What do we need to do to make social media more inclusive?

I want to see everybody in the room. I want to see more diversity. But if you want us in the room, you’re going to have to support our content. People say they want us in the room, but they aren’t interacting with us and our content. They’re not liking or giving any energy towards it. We need to start supporting everyone who pushes content out for us. I know so many TikTokers who don’t have a huge following but make the best videos ever. I see someone that’s working ten times harder than someone with a big following and not getting the push they deserve.

It’s really sad to see. The whole reason I started social media was because I wanted to be in those rooms. I wanted to be that dark-skinned, Black boy that really gets somewhere. I’m trying to do things that we don’t normally do. People think that if they speak about more diversity, it will happen. But if you want to see it, then you should be telling brands. You should be telling organizations not to lowball Black creators.

What would you like to see in the world of social media that isn’t currently present?

I want to see more diversity. I can’t believe this is still being talked about. A lot of my mutual friends are tired of saying it. How many times do we need to stand for people to understand it? You’d think people would have understood at this point because we’ve been talking about it for so long. We stand up with our hearts, but no actions are being taken. 

I’ve had situations where my friends call me to say they’re being lowballed for a campaign, and that’s just sad to hear. People that work hard are going to be successful regardless, but brands really need to put in the work to be more inclusive.

What are your top tips for creating viral videos? 

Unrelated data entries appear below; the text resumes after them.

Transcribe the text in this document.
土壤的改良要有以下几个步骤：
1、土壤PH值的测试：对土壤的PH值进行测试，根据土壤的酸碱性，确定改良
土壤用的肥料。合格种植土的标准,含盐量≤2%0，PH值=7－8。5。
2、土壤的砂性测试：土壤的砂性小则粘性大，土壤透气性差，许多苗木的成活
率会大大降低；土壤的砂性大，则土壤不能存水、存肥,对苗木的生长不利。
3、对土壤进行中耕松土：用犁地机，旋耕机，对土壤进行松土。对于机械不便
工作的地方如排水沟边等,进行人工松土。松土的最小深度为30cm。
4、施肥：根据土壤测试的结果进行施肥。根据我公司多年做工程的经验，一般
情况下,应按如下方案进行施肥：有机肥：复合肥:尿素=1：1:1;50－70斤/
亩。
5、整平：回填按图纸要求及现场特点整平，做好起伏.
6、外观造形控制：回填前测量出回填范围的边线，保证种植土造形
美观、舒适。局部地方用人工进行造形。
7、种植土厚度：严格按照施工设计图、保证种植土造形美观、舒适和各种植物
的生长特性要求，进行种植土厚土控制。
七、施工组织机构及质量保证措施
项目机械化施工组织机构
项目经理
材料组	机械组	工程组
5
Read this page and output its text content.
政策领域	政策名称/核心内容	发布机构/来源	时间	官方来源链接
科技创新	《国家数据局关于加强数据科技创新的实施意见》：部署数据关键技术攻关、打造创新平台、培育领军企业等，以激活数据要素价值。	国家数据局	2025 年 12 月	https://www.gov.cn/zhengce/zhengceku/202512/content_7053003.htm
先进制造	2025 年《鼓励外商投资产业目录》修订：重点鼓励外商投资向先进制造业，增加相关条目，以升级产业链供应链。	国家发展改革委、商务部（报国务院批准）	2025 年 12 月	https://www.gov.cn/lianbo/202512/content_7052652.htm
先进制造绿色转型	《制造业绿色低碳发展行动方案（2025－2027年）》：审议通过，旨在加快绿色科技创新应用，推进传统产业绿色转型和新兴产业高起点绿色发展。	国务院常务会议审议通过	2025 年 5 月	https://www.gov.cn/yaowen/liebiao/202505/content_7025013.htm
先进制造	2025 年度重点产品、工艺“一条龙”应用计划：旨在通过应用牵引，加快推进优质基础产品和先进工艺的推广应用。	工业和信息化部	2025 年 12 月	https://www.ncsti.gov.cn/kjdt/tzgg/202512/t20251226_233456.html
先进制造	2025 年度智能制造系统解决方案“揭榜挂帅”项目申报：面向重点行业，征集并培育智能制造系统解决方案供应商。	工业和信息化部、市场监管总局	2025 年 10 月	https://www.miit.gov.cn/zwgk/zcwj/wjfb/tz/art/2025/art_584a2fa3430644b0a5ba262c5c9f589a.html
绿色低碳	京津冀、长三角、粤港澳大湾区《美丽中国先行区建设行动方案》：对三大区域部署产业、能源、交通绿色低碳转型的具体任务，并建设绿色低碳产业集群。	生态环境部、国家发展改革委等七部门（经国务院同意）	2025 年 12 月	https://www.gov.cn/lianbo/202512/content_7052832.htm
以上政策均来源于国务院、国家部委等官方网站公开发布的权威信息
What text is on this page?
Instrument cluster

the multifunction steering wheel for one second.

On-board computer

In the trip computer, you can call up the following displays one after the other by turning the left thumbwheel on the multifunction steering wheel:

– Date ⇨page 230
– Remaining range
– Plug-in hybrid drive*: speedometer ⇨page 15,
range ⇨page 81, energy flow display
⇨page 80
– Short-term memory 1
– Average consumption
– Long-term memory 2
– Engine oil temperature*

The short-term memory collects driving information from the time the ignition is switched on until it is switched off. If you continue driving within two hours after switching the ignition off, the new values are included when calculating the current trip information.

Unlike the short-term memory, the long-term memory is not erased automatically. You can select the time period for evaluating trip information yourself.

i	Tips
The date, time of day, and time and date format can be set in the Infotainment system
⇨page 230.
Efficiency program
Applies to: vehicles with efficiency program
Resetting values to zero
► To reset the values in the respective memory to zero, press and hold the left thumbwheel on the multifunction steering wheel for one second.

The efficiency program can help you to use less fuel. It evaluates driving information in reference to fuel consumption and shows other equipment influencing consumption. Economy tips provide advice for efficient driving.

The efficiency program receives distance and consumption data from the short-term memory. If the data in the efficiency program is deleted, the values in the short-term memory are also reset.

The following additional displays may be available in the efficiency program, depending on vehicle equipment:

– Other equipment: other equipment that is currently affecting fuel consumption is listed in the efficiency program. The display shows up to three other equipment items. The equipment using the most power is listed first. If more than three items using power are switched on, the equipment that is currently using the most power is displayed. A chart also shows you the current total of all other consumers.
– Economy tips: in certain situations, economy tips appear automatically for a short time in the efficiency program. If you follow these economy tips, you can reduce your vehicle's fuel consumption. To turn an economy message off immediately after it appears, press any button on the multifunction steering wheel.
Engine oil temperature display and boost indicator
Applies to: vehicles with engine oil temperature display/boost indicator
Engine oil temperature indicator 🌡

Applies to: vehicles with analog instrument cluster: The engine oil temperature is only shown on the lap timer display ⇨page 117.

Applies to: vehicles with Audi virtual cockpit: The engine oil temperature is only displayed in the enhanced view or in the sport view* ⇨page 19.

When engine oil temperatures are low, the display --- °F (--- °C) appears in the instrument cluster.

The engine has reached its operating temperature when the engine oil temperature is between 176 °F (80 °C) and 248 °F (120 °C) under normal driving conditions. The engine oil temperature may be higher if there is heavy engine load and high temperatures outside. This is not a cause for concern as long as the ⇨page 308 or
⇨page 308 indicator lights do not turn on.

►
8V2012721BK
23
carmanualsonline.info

Find something you’re passionate about. When I started social media, I wanted to find something I was obsessed with. I tried different videos, different outfits. You need to find your dish. If it’s something you’re passionate about, and you’re not faking a personality, it’ll be more authentic. I can tell when someone is passionate about their videos versus just doing something for views.

What software or hardware tools do you use to produce content?

I use my Canon camera I got from Best Buy to film all my YouTube videos. I use iMovie to edit the videos on my laptop. It’s nothing too difficult. There’s no crazy type of editing. You just need a phone, laptop, and camera. 

How do you produce sponsored content without coming off as “inauthentic?”

It’s always easier when you know the brand, but if you don’t know it, educate yourself to see what you like. When you make the content and are trying to sell the product, make it authentic. 

I’ve had conversations with brands where I ask if I can do the video a certain way that goes with my content. Use your personality to sell the product. Obviously, you’re going to have talking points where they want you to say certain things but don’t fake it. I can tell when somebody doesn’t know what they’re talking about and is reading off a script. 

I’m lucky in that I’ve loved all the brands I’ve worked with. I had heard of most of them before. When Savage X Fenty reached out to me, I said, “I already know y’all. I’m ready to do this.” 

What does the future of social media look like in your eyes?

I feel like it’s getting a bit more inclusive. I’ve seen TikTok go from, where people were singing songs, to where they’re talking in “Get Ready With Me” videos. There are all different types of content, and that’s what I appreciate most about social media.